Anthony Winkler Prins (1870)

Gepubliceerd op 08-08-2018

Immerzeel

betekenis & definitie

Immerzeel (Johannes) Jr., een Nederlandsch letterkundige, geboren te Dordrecht den 2den Julij 1776, genoot eene uitmuntende opvoeding en aanvaardde in 1805 eene betrekking bij het ministérie van Binnenlandsche Zaken te ’s Hage.

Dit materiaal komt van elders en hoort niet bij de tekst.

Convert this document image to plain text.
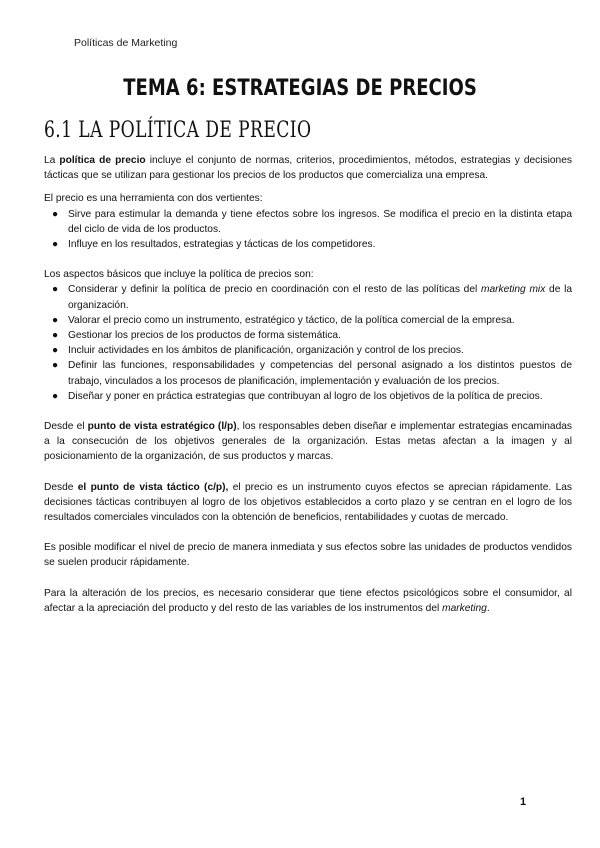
Políticas de Marketing
TEMA 6: ESTRATEGIAS DE PRECIOS
6.1 LA POLÍTICA DE PRECIO

La política de precio incluye el conjunto de normas, criterios, procedimientos, métodos, estrategias y decisiones tácticas que se utilizan para gestionar los precios de los productos que comercializa una empresa.

El precio es una herramienta con dos vertientes:

● Sirve para estimular la demanda y tiene efectos sobre los ingresos. Se modifica el precio en la distinta etapa del ciclo de vida de los productos.
● Influye en los resultados, estrategias y tácticas de los competidores.

Los aspectos básicos que incluye la política de precios son:

● Considerar y definir la política de precio en coordinación con el resto de las políticas del marketing mix de la organización.
● Valorar el precio como un instrumento, estratégico y táctico, de la política comercial de la empresa.
● Gestionar los precios de los productos de forma sistemática.
● Incluir actividades en los ámbitos de planificación, organización y control de los precios.
● Definir las funciones, responsabilidades y competencias del personal asignado a los distintos puestos de trabajo, vinculados a los procesos de planificación, implementación y evaluación de los precios.
● Diseñar y poner en práctica estrategias que contribuyan al logro de los objetivos de la política de precios.

Desde el punto de vista estratégico (l/p), los responsables deben diseñar e implementar estrategias encaminadas a la consecución de los objetivos generales de la organización. Estas metas afectan a la imagen y al posicionamiento de la organización, de sus productos y marcas.

Desde el punto de vista táctico (c/p), el precio es un instrumento cuyos efectos se aprecian rápidamente. Las decisiones tácticas contribuyen al logro de los objetivos establecidos a corto plazo y se centran en el logro de los resultados comerciales vinculados con la obtención de beneficios, rentabilidades y cuotas de mercado.

Es posible modificar el nivel de precio de manera inmediata y sus efectos sobre las unidades de productos vendidos se suelen producir rápidamente.

Para la alteración de los precios, es necesario considerar que tiene efectos psicológicos sobre el consumidor, al afectar a la apreciación del producto y del resto de las variables de los instrumentos del marketing.

1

Vervolgens wijdde hij zich aan den boek- en kunsthandel, eerst te Rotterdam, daarna te ’s Hage en eindelijk te Amsterdam, waar hij den 19den Junij 1841 overleed. Hij bewoog zich op velerlei gebied, inzonderheid echter op dat der poëzij en der beeldende kunst. Van zijne geschriften vermelden wij: „De goedertierenheid van Titus, (tooneelspel, 1801)”, — „Bonaparte en de algemeene vrede (1802)”, — „De onsterfelijkheid der ziel, naar Delille enz. (1803)”, — „Het mededoogen, naar Delille (1804)”, — „Socrates in den tempel van Aglaura, naar Renouard (1804)”, — „Hollands watersnood in den jare 1809 (1809)”, — „De blindeman (1816, 2de druk)”, — „Koenraad Rozendal of de gewaande geestenverschijning (1813)”, — „Balthasar Knopius, een roman (1813, 2de druk 1842)”, — „Voor opgeruimden van geest (1813)”, — „Hugo van ’t Woud, in 4 zangen (1813; 2de druk 1833)”, — „De moederliefde, in 4 zangen (1819)”, — „Gedichten (1824, 2 dln)”, — „Hollands Leeuw ontwaakt. Tafereelen en herinneringen uit den Belgischen opstand (1830)”, — „De lof der Belgische vrijheid, aan haar toegezongen (1831)”, — „Geschiedenis der belegering en capitulatie van het kasteel te Antwerpen (1833)”, — „Gedichten van Matthias Claudius (1836)”, — „Gedichten, bijzonder voor declamatie (1838)”, — „Lofrede op Rembrandt (1841)”, bekroond met zilver door de Hollandsche Maatschappij van Fraaije Kunsten en Wetenschappen, — en „De levens en werken der Hollandsche en Vlaamsche kunstschilders, beeldhouwers, graveurs en bouwmeesters van het begin der 15de eeuw tot op de helft der 19de eeuw (1822, 1843, 3 dln)”, uitgegeven door zijne zonen. Hij was onder anderen lid van de Maatschappij van Nederlandsche Letterkunde te Leiden en maakte zich verdienstelijk door de uitgave van den „Muzenalmanak”. Voorts viel hem nog eene zilveren medaille ten deel voor zijn gedicht: „Godsdienst de steun der burgermaatschappij” en eene gouden voor zijne „Lofrede op P. P. Rubens”, hem vereerd door de letterkundige maatschappij „De Olijftak” te Antwerpen.